None of those emotions boiled to the top of her fear, only the size of my rear end seemed to matter. Once again, I was being judged in terms of what someone thought of my appearance. In the big picture, the only logical connection I can find here is that maybe she thought that her eye issue came from being overweight much of her life, so her comment to me was a warning, that if I keep gaining weight, I might be headed in the same direction. Aaah, it was a loving gesture after all! Maybe I want that to be what she was thinking. I would truly hate to think otherwise, and have been trying not to since that day. I am greatly hurt, none the less.
Unfortunately, her fear about losing her sight makes me think about what it means to have sight. What exactly do we see when we look at other people. How do I want to be seen and remembered? Do my 15 extra pounds matter in the mind of others? Should I care? Is it something that I can control in protest? Should I wear a t-shirt that says ” I don’t care what you think about the way I look.” ?

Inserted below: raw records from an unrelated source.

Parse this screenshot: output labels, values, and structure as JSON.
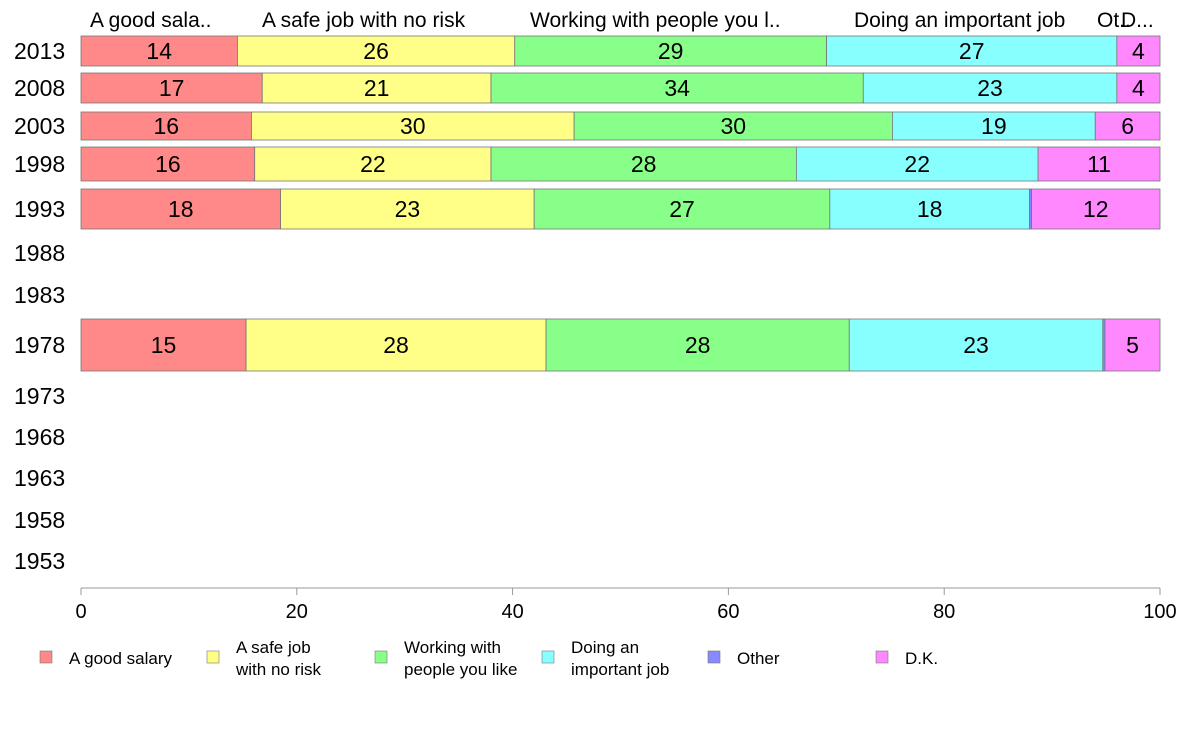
{
  "chart_data": {
    "type": "bar",
    "orientation": "horizontal",
    "stacked": true,
    "categories": [
      "2013",
      "2008",
      "2003",
      "1998",
      "1993",
      "1988",
      "1983",
      "1978",
      "1973",
      "1968",
      "1963",
      "1958",
      "1953"
    ],
    "series": [
      {
        "name": "A good salary",
        "legend_label": [
          "A good salary"
        ],
        "top_label": "A good sala..",
        "color": "#ff8888",
        "values": [
          14,
          17,
          16,
          16,
          18,
          null,
          null,
          15,
          null,
          null,
          null,
          null,
          null
        ],
        "shares": [
          14.5,
          16.8,
          15.8,
          16.1,
          18.5,
          null,
          null,
          15.3,
          null,
          null,
          null,
          null,
          null
        ]
      },
      {
        "name": "A safe job with no risk",
        "legend_label": [
          "A safe job",
          "with no risk"
        ],
        "top_label": "A safe job with no risk",
        "color": "#ffff88",
        "values": [
          26,
          21,
          30,
          22,
          23,
          null,
          null,
          28,
          null,
          null,
          null,
          null,
          null
        ],
        "shares": [
          25.7,
          21.2,
          29.9,
          21.9,
          23.5,
          null,
          null,
          27.8,
          null,
          null,
          null,
          null,
          null
        ]
      },
      {
        "name": "Working with people you like",
        "legend_label": [
          "Working with",
          "people you like"
        ],
        "top_label": "Working with people you l..",
        "color": "#88ff88",
        "values": [
          29,
          34,
          30,
          28,
          27,
          null,
          null,
          28,
          null,
          null,
          null,
          null,
          null
        ],
        "shares": [
          28.9,
          34.5,
          29.5,
          28.3,
          27.4,
          null,
          null,
          28.1,
          null,
          null,
          null,
          null,
          null
        ]
      },
      {
        "name": "Doing an important job",
        "legend_label": [
          "Doing an",
          "important job"
        ],
        "top_label": "Doing an important job",
        "color": "#88ffff",
        "values": [
          27,
          23,
          19,
          22,
          18,
          null,
          null,
          23,
          null,
          null,
          null,
          null,
          null
        ],
        "shares": [
          26.9,
          23.5,
          18.8,
          22.4,
          18.5,
          null,
          null,
          23.5,
          null,
          null,
          null,
          null,
          null
        ]
      },
      {
        "name": "Other",
        "legend_label": [
          "Other"
        ],
        "top_label": "Ot..",
        "color": "#8888ff",
        "values": [
          null,
          null,
          null,
          null,
          null,
          null,
          null,
          null,
          null,
          null,
          null,
          null,
          null
        ],
        "shares": [
          0.0,
          0.0,
          0.0,
          0.0,
          0.2,
          null,
          null,
          0.2,
          null,
          null,
          null,
          null,
          null
        ]
      },
      {
        "name": "D.K.",
        "legend_label": [
          "D.K."
        ],
        "top_label": "D...",
        "color": "#ff88ff",
        "values": [
          4,
          4,
          6,
          11,
          12,
          null,
          null,
          5,
          null,
          null,
          null,
          null,
          null
        ],
        "shares": [
          4.0,
          4.0,
          6.0,
          11.3,
          11.9,
          null,
          null,
          5.1,
          null,
          null,
          null,
          null,
          null
        ]
      }
    ],
    "xlim": [
      0,
      100
    ],
    "x_ticks": [
      "0",
      "20",
      "40",
      "60",
      "80",
      "100"
    ],
    "title": "",
    "xlabel": "",
    "ylabel": "",
    "grid": false,
    "legend_position": "bottom"
  }
}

Am I guilty of the same? Do I eliminate choices on the dating site, because of the immediate visceral response? Is there any way to avoid this emotional response to the physical? Death-bed confessional or not, my hope for her true intentions, I will never know. As she thankfully lived to tell another tale, and her eye sight has improved, I greatly hope that she can see me for who I truly am. At the same time, I truly hope that my bonus fifteen does not leave a bitter taste in her mouth, or embarrass her in some way. Either way, that is my hope for her. These several weeks later, I know that it doesn’t matter. Her ignorance, if it was that, does not define me, or who I am. I will continue to put my head down on my pillow at night, knowing that at least for those I love, I have done all that I can do.